Bardo: How Cinematographer Darius Khondji Shot the Oscar-Nominated Feature

Bardo, False Chronicle of a Handful of Truths, 2022(Film still)

Ahead of the Oscars, where he’s nominated for best cinematography, Darius Khondji talks about his masterful collaboration with director Alejandro González Iñárritu and why music and cinema are “intimately entwined”

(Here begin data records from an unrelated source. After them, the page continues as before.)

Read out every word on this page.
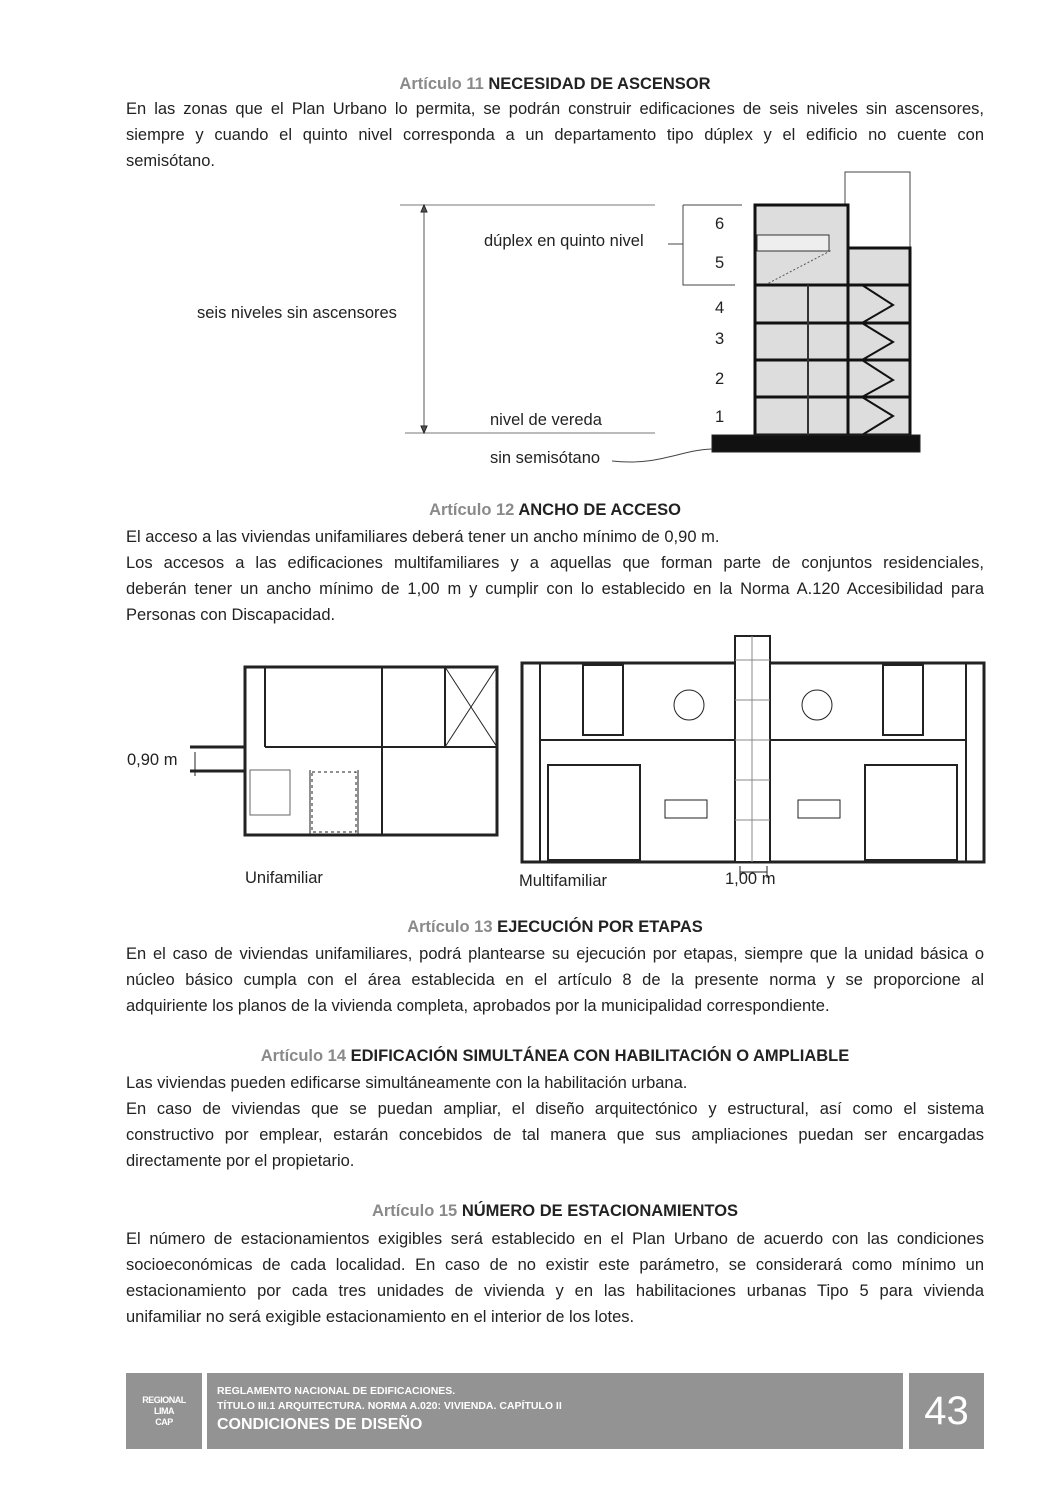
Artículo 11 NECESIDAD DE ASCENSOR
En las zonas que el Plan Urbano lo permita, se podrán construir edificaciones de seis niveles sin ascensores,
siempre y cuando el quinto nivel corresponda a un departamento tipo dúplex y el edificio no cuente con
semisótano.
dúplex en quinto nivel
seis niveles sin ascensores
nivel de vereda
sin semisótano
6
5
4
3
2
1
Artículo 12 ANCHO DE ACCESO
El acceso a las viviendas unifamiliares deberá tener un ancho mínimo de 0,90 m.
Los accesos a las edificaciones multifamiliares y a aquellas que forman parte de conjuntos residenciales,
deberán tener un ancho mínimo de 1,00 m y cumplir con lo establecido en la Norma A.120 Accesibilidad para
Personas con Discapacidad.
0,90 m
1,00 m
Unifamiliar	Multifamiliar
Artículo 13 EJECUCIÓN POR ETAPAS
En el caso de viviendas unifamiliares, podrá plantearse su ejecución por etapas, siempre que la unidad básica o
núcleo básico cumpla con el área establecida en el artículo 8 de la presente norma y se proporcione al
adquiriente los planos de la vivienda completa, aprobados por la municipalidad correspondiente.
Artículo 14 EDIFICACIÓN SIMULTÁNEA CON HABILITACIÓN O AMPLIABLE
Las viviendas pueden edificarse simultáneamente con la habilitación urbana.
En caso de viviendas que se puedan ampliar, el diseño arquitectónico y estructural, así como el sistema
constructivo por emplear, estarán concebidos de tal manera que sus ampliaciones puedan ser encargadas
directamente por el propietario.
Artículo 15 NÚMERO DE ESTACIONAMIENTOS
El número de estacionamientos exigibles será establecido en el Plan Urbano de acuerdo con las condiciones
socioeconómicas de cada localidad. En caso de no existir este parámetro, se considerará como mínimo un
estacionamiento por cada tres unidades de vivienda y en las habilitaciones urbanas Tipo 5 para vivienda
unifamiliar no será exigible estacionamiento en el interior de los lotes.
REGIONAL
LIMA
CAP
REGLAMENTO NACIONAL DE EDIFICACIONES.
TÍTULO III.1 ARQUITECTURA. NORMA A.020: VIVIENDA. CAPÍTULO II
CONDICIONES DE DISEÑO	43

“Cinema is a dream, directed.” Among this year’s Oscars hopefuls, none pay service to Luis Buñuel’s eternal words quite like Bardo, False Chronicle of a Handful of Truths. Alejandro González Iñárritu’s first film to be shot in Mexico since Amores Perros nearly 25 years ago is also one of his most ambitious, which, considering the scale of Birdman (2014) or The Revenant (2015), is some going. Unlike those previous triumphs, Bardo delves deep into the director’s personal history through a densely woven tale of unbridled fantasy and surrealism. Dreams, memory and premonition interchange with unerring fluidity in what is an indisputable visual triumph, fully deserving of its Academy Award nomination for Best Cinematography at this year’s ceremony.

There are few in the business who’d take on a project of such complexity, fewer still who could execute it like Darius Khondji. The veteran cinematographer has long shunned a visual signature in favour of moulding himself to a director’s vision – just ask Paul Thomas Anderson, Woody Allen, Roman Polanski, Bong Joon-ho, Wes Anderson, David Fincher, the Safdie Brothers – or any other director he has worked with over the last 40 years. Khondji’s approach to Bardo was no different, and like any of his previous collaborations, began with a conversation.

“Right from the beginning he was very articulate, very clear,” recalls Khondji of his first meeting with Iñárritu. “I understood, beyond words, the importance of what he was telling me and how important the film was for him. I think he felt that.” Any film is personal for a director, but for Iñárritu, Bardo goes much further, offering not so much a biographical account as a moment of catharsis, a chance to exorcise the trauma, insecurity and personal guilt that has weighed heavily over the last two decades. Iñárritu embodies his story through that of Silverio, a Mexican journalist turned filmmaker now living in LA, whose return to his native country precipitates an existential awakening and a reexamination of events that have led him to this moment.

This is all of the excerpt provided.